2016 : WHAT DO YOU CONSIDER THE MOST INTERESTING RECENT [SCIENTIFIC] NEWS? WHAT MAKES IT IMPORTANT? [1]

elizabeth_wrigley_field's picture [5]
Assistant Professor, Department of Sociology, University of Minnesota-Twin Cities; Faculty Member, Minnesota Population Center
Linking The Levels Of Human Variation

We are rewriting the story of human populations with data that depict individual people simultaneously from above and below: at scales geographic and genetic, from social networks to microbial networks. What is new is not the aspiration to integrate each level of human experience, but the data that make it possible.

When we have only one kind of data, we can find only one kind of answer. But in the social sciences, explanations are like ecosystems. The presence of people—and their leftovers—enables mice to live in a house; the presence of a cat constrains them. Just as a species’ niche expands or contracts with the presence of other species, explanatory factors, too, are constrained and enabled by the presence of other factors. Data that combine disparate scales reveal this expansion and contraction of explanatory space.

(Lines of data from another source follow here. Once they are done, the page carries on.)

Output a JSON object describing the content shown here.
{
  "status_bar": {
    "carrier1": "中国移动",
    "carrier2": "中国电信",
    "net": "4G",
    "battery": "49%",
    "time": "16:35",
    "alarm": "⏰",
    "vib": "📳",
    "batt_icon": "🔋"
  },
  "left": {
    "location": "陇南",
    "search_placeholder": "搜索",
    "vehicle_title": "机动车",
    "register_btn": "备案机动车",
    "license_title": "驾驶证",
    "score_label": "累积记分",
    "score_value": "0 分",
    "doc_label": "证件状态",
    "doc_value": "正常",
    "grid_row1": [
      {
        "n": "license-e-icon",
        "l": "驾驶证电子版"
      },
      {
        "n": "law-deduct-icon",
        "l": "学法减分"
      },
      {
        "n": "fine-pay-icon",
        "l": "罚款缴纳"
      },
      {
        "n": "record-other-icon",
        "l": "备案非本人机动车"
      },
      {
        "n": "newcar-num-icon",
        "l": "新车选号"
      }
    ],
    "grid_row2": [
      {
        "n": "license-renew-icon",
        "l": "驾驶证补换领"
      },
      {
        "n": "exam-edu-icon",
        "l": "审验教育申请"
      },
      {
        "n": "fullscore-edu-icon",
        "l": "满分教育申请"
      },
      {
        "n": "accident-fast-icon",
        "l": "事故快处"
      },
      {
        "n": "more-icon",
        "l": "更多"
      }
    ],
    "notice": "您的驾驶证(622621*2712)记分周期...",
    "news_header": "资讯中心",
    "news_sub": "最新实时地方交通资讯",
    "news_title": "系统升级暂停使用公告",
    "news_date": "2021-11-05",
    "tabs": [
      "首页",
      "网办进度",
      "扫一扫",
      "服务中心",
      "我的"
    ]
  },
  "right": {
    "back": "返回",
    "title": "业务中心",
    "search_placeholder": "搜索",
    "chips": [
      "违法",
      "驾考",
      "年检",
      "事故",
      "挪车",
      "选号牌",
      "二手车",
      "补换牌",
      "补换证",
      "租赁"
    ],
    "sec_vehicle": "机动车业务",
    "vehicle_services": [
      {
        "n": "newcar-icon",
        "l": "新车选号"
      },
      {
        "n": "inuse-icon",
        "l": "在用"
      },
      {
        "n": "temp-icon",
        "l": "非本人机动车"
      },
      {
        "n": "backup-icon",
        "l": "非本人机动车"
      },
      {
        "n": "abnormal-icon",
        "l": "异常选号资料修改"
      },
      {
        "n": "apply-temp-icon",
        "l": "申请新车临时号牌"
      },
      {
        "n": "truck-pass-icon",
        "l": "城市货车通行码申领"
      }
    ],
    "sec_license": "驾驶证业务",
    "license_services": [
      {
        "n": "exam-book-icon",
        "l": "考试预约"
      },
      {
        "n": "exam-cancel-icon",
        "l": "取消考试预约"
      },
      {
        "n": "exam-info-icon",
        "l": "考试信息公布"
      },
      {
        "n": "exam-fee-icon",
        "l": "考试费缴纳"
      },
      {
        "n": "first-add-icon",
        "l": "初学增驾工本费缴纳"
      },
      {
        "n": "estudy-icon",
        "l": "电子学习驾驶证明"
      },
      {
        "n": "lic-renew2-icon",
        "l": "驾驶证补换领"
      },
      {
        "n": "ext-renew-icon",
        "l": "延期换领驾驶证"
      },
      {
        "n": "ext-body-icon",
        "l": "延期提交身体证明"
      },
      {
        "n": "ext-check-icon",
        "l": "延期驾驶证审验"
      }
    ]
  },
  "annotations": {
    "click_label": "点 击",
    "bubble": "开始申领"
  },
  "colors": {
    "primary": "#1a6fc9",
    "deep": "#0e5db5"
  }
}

Consider what makes someone smoke tobacco. We all know that, in the United States, fewer people smoke today than fifty years ago, just before a major cultural and regulatory shift began. What the sociologist Jason Boardman and his colleagues have now shown is that whether someone smokes is more heavily influenced by their genes today than it was before smoking was stigmatized. In the 1960s, when every hostess had an ashtray and every stranger had a light, it didn’t take much to decide to light up; today, when nicotine comes with dirty looks, it often takes a powerful biological urge that afflicts us unequally. The changed culture makes room for our genes to determine whether we smoke; our genes limit the room for the cultural shift to change what we do. Data only on genes or only on the shift in norms would give us one kind of answer about why people smoke, but both together show us how each constrains the other.

Or consider the rise of antibiotic-resistant staph bacteria. The epidemiologist Diane Lauderdale and her colleagues are analyzing a particular cause of this deadly epidemic in Chicago: prison. Their work triangulates knowledge at the micro scale of how the bacterium passes from one person’s skin to another’s with knowledge at the macro scale that determines whose skin touches whose: how people move in and out of crowded jails, where they live when they leave, what sports they play. The result is increasingly realistic models of interaction between microbes and humans—not only as individuals or as populations, but both at the same time.

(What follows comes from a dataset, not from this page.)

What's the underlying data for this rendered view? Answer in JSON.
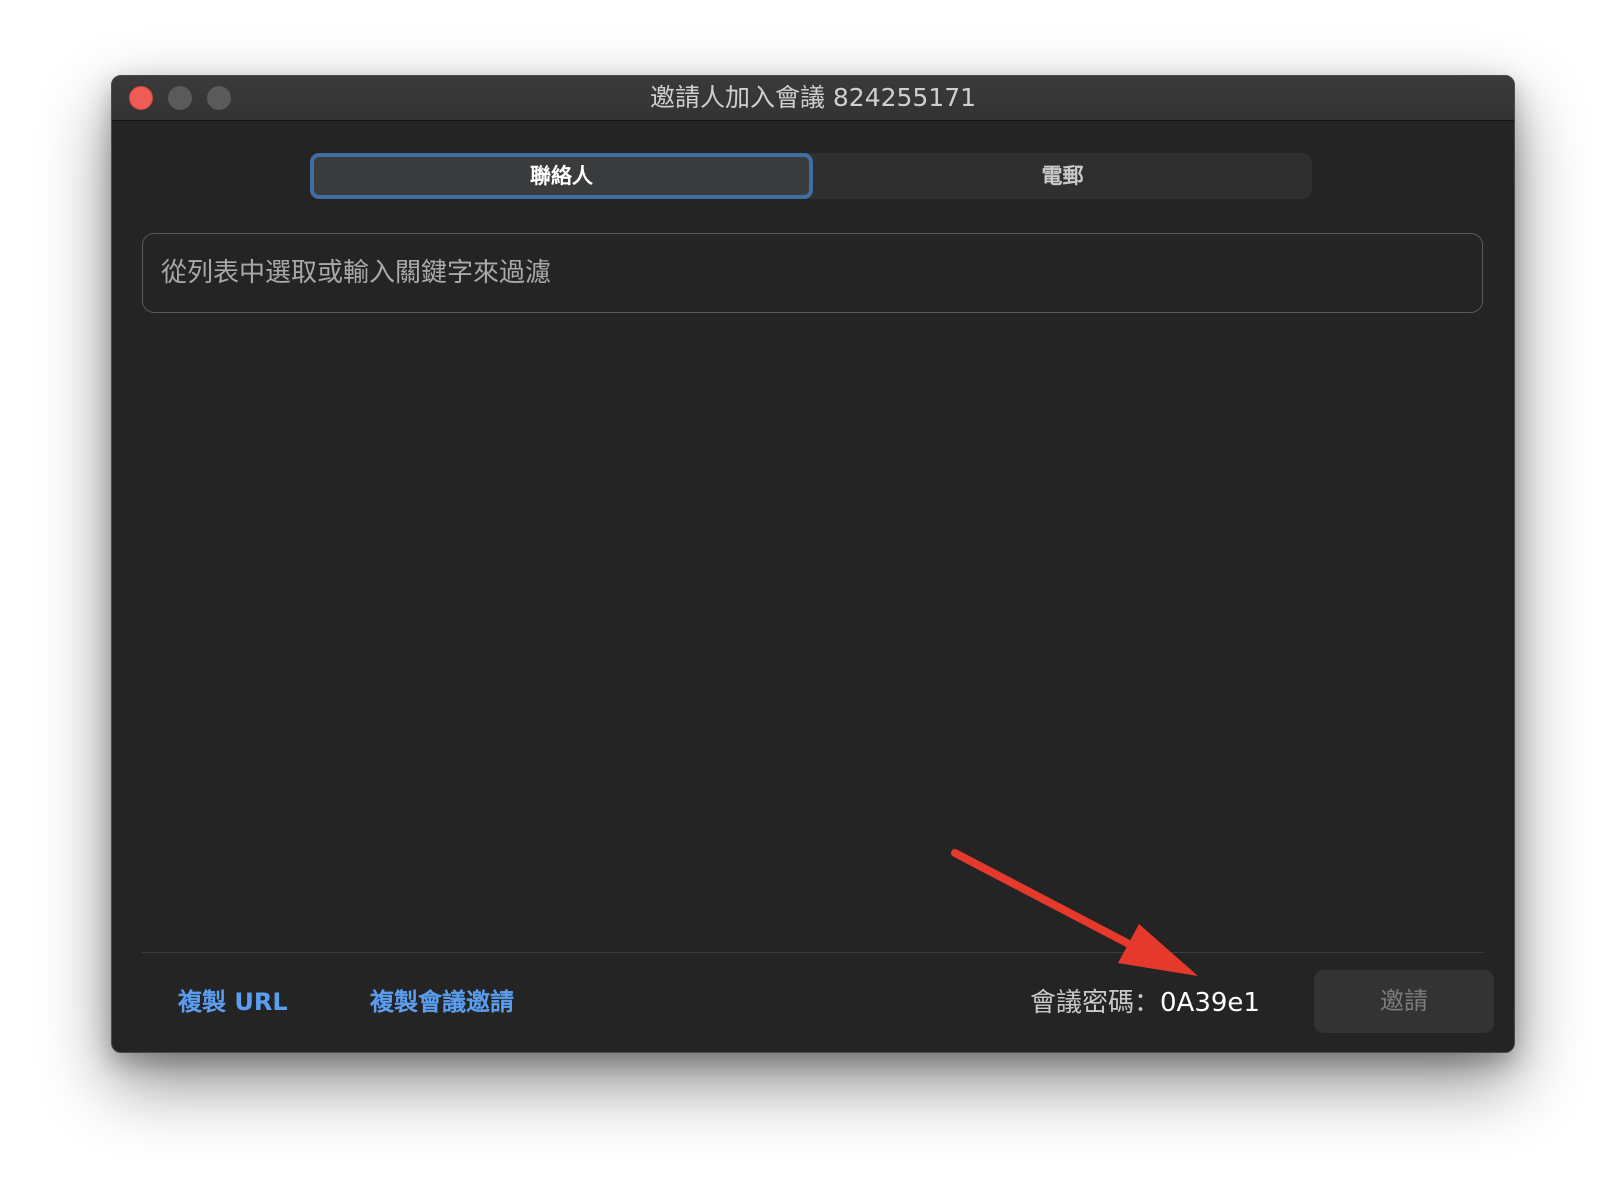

This is the future of the population sciences: zooming simultaneously inside individuals, to their microbes or their genes, and outside of them, to their social norms, their neighborhoods, the laws that regulate them. Data that zoom in both directions don’t just let us ask new questions—they let us ask a new type of question, one that embraces the contingent and contextual nature of human behavior. The social sciences vacillate between broad generalities (that usually turn out to be less general than they appear) and particularistic studies of specific settings. Only data that link the levels of human experience let us fill in the gloriously contingent middle. In the human sciences, the scope conditions are the story.

When you’re making a map, you don’t just want to know what goes inside the borders; you want to know where the borders are. Explanations should map the space of possibilities, and data that span the levels of human variation let us explore the borders.